Price Modelling: Game Changer
At BT, what Winn considers the cloud began years ago. Winn's group, which sets rates and deals for mobile phone calling plans, had to compete with other departments for time on BT's internal, massively parallel servers. The group couldn't get enough time to run many queries to test new pricing ideas, Winn says, so they looked outside the company for computing power.
BT contracted with Kognitio for "data warehousing as a service", done on the vendor's servers on data BT ships via the Internet. Each month, BT sends the vendor hundreds of millions of call centre records, or about 3.6TB of data. Kognitio then performs regression analysis so BT can study customer churn, for example, and what-if scenarios to discover how new price plans would play out.
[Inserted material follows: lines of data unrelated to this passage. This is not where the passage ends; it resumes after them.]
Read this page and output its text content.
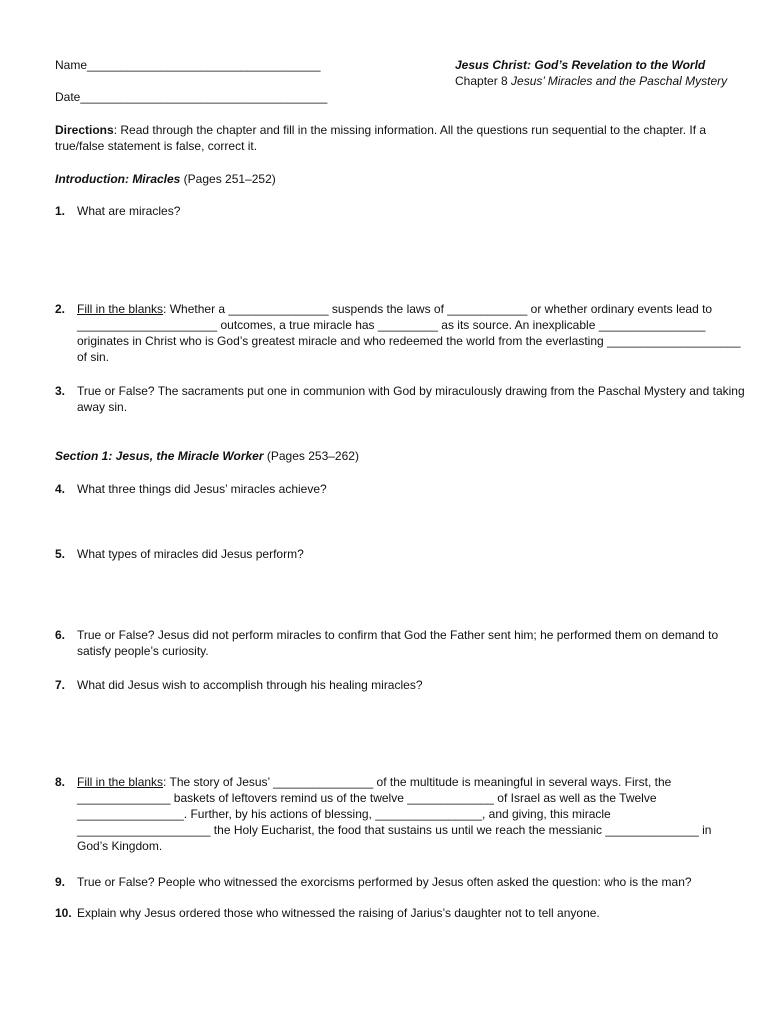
Name___________________________________
Date_____________________________________
Jesus Christ: God’s Revelation to the World
Chapter 8 Jesus’ Miracles and the Paschal Mystery
Directions: Read through the chapter and fill in the missing information. All the questions run sequential to the chapter. If a
true/false statement is false, correct it.
Introduction: Miracles (Pages 251–252)
1. What are miracles?
2. Fill in the blanks: Whether a _______________ suspends the laws of ____________ or whether ordinary events lead to
_____________________ outcomes, a true miracle has _________ as its source. An inexplicable ________________
originates in Christ who is God’s greatest miracle and who redeemed the world from the everlasting ____________________
of sin.
3. True or False? The sacraments put one in communion with God by miraculously drawing from the Paschal Mystery and taking
away sin.
Section 1: Jesus, the Miracle Worker (Pages 253–262)
4. What three things did Jesus’ miracles achieve?
5. What types of miracles did Jesus perform?
6. True or False? Jesus did not perform miracles to confirm that God the Father sent him; he performed them on demand to
satisfy people’s curiosity.
7. What did Jesus wish to accomplish through his healing miracles?
8. Fill in the blanks: The story of Jesus’ _______________ of the multitude is meaningful in several ways. First, the
______________ baskets of leftovers remind us of the twelve _____________ of Israel as well as the Twelve
________________. Further, by his actions of blessing, ________________, and giving, this miracle
____________________ the Holy Eucharist, the food that sustains us until we reach the messianic ______________ in
God’s Kingdom.
9. True or False? People who witnessed the exorcisms performed by Jesus often asked the question: who is the man?
10. Explain why Jesus ordered those who witnessed the raising of Jarius’s daughter not to tell anyone.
BT pricing specialists can log in to Kognitio's machines through a Citrix server to play around with the data, making queries using Business Objects tools. "The concept of interested people sharing a common resource has been around forever," Winn says. "It's the model of the combine harvester."
Augmenting its computing resources this way has allowed BT to launch ground-breaking mobile phone plans. A few years back, mobile phone competition was a race to the lowest per-minute rate.
BT wanted to know whether capped pricing would be profitable. That is, no call would ever cost more than, say, five pence. By applying that theoretical pricing package to a month's worth of real calling data from every BT customer, the company determined that such a scheme would be profitable. So BT went ahead with it. "BT is never going to be the lowest per minute," Winn says. "We needed to change the game."